The chef at Y Cork is Cantonese, though the restaurant sits decidedly on the Italian-French end of the Western restaurant spectrum. The décor is sedate, stylish and overwhelmingly black, with high-backed "pleather" chairs, silver cushions and painted photos of famous international landmarks. At its busiest, the restaurant seats 40, bringing in the punters with its extensive list of wines from across the world. DJs are often invited to entertain party seekers.
Y Cork's à la carte menu is arranged into several sections of three to four dishes each, all designed to meld with a delightful bouquet. Lunch visitors, however, also have the choice of two set menus for RMB58 or RMB68, with a choice of a soup or salad to start, followed by the main and a pudding.
It's not all sunshine and rainbows, but it's not storms and showers either. The lobster bisque is an incredibly rich and quite sweet soup that savors very mildly of lobster, though the pieces found lurking at the bottom of the bowl look pleased to have escaped the blender, rewarding the explorer with tender crustacean. The smoked duck salad is a mixed bag of impenetrably crisp bacon, a mountain of lettuce, cooked apple and tomato, and some of the most divine duck: pink, moist and delightfully smoked.

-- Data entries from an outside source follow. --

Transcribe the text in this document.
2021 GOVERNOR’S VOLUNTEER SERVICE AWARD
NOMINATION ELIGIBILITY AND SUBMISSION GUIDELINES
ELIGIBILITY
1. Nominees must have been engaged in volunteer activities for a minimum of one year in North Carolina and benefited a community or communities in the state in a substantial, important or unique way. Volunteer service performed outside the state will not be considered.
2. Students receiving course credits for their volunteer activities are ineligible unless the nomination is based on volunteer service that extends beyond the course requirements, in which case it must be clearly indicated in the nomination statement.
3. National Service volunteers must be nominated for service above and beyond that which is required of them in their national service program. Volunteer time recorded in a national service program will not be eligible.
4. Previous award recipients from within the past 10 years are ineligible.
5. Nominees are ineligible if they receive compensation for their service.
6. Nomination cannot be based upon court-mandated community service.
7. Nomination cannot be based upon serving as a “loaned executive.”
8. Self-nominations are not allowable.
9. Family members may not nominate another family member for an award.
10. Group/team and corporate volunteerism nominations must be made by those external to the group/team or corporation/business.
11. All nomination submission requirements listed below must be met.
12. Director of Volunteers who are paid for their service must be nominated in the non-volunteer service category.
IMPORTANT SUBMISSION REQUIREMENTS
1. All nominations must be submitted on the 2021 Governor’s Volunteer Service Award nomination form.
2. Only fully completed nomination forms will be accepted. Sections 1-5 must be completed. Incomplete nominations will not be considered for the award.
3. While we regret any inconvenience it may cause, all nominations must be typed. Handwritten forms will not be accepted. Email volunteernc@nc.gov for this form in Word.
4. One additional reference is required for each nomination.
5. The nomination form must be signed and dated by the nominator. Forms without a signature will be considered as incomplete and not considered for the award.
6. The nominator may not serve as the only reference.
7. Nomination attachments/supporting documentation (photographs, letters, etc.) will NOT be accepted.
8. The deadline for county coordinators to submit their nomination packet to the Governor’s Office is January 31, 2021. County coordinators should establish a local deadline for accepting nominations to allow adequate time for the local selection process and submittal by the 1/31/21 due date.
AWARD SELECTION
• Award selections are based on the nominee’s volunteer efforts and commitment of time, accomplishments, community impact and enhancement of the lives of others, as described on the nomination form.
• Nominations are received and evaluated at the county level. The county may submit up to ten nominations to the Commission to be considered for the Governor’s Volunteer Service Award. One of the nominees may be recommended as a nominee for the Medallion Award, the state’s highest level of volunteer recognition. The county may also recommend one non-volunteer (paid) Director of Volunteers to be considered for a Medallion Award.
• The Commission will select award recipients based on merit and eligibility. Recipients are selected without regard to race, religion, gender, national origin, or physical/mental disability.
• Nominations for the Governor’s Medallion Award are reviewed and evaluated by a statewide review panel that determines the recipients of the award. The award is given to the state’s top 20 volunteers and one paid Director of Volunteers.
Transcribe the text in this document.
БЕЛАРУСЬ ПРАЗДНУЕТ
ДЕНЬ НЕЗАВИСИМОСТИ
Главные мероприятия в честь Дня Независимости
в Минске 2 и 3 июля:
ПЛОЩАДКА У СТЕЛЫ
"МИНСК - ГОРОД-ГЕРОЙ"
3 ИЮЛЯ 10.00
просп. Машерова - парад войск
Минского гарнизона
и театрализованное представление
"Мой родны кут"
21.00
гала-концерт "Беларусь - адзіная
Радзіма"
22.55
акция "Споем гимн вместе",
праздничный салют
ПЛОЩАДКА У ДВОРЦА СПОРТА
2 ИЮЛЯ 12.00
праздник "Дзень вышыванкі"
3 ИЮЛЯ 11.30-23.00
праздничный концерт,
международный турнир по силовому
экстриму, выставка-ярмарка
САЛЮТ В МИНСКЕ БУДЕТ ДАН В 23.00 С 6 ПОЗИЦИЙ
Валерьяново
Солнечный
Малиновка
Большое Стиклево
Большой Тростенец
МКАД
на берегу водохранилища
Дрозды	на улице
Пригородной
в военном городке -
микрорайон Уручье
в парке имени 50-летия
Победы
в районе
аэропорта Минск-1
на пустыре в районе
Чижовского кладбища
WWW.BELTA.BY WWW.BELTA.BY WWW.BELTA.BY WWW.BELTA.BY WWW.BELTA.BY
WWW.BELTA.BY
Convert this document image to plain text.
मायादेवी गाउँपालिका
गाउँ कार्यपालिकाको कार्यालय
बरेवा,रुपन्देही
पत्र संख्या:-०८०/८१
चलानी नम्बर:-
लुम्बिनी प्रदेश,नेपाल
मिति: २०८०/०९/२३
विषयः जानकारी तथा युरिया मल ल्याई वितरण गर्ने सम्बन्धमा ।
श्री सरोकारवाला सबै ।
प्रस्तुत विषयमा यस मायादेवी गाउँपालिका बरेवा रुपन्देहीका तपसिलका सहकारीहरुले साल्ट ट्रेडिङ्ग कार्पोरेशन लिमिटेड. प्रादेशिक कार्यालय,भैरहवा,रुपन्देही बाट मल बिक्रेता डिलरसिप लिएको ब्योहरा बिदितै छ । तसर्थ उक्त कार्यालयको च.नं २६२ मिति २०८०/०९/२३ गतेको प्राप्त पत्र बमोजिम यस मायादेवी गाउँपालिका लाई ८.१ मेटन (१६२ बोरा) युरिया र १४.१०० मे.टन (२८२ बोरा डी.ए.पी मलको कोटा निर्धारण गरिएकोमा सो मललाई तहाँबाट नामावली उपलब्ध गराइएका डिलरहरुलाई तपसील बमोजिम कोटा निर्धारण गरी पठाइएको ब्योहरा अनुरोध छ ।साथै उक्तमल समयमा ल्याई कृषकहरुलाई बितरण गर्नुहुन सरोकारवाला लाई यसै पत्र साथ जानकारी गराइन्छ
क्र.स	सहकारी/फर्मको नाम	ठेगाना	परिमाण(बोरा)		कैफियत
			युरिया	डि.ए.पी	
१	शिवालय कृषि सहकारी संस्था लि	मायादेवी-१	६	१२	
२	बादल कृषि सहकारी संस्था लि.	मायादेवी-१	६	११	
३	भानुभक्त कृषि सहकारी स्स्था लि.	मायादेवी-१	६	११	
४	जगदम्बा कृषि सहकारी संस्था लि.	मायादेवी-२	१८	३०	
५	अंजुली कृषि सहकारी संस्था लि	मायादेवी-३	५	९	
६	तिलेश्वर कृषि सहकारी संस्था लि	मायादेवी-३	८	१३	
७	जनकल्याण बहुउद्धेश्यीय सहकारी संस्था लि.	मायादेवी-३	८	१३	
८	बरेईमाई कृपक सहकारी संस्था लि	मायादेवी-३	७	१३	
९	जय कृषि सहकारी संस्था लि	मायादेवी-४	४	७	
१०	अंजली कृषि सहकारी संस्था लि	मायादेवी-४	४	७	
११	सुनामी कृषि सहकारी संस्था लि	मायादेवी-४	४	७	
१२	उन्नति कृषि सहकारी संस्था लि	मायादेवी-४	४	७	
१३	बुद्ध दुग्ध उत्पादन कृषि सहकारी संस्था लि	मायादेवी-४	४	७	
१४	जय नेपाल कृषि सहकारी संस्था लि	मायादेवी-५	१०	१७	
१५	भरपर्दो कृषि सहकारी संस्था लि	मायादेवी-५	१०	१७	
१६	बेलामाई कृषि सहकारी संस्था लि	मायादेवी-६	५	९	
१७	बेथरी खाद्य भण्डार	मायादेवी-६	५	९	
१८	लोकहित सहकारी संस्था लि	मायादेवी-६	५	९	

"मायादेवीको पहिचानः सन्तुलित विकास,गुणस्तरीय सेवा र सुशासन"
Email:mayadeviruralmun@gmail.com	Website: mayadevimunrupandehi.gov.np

An equally tasty centerpiece is the cod, which is cooked to perfection but comes with an incredibly sweet bright orange mango sauce, reminiscent of the classic 1970s' British-style duck à l'orange.
Despite some Chinese-influences that pander to local tastes more than to authenticity, the set meals are a definite bargain and the starter portions are huge. For a relaxed business lunch that can be pared with some delicious vintages, it's certainly nothing to complain about.
The Bottom Line: Well-priced Italian and French-style cooking with some well-sourced ingredients that will do for a luncheon break.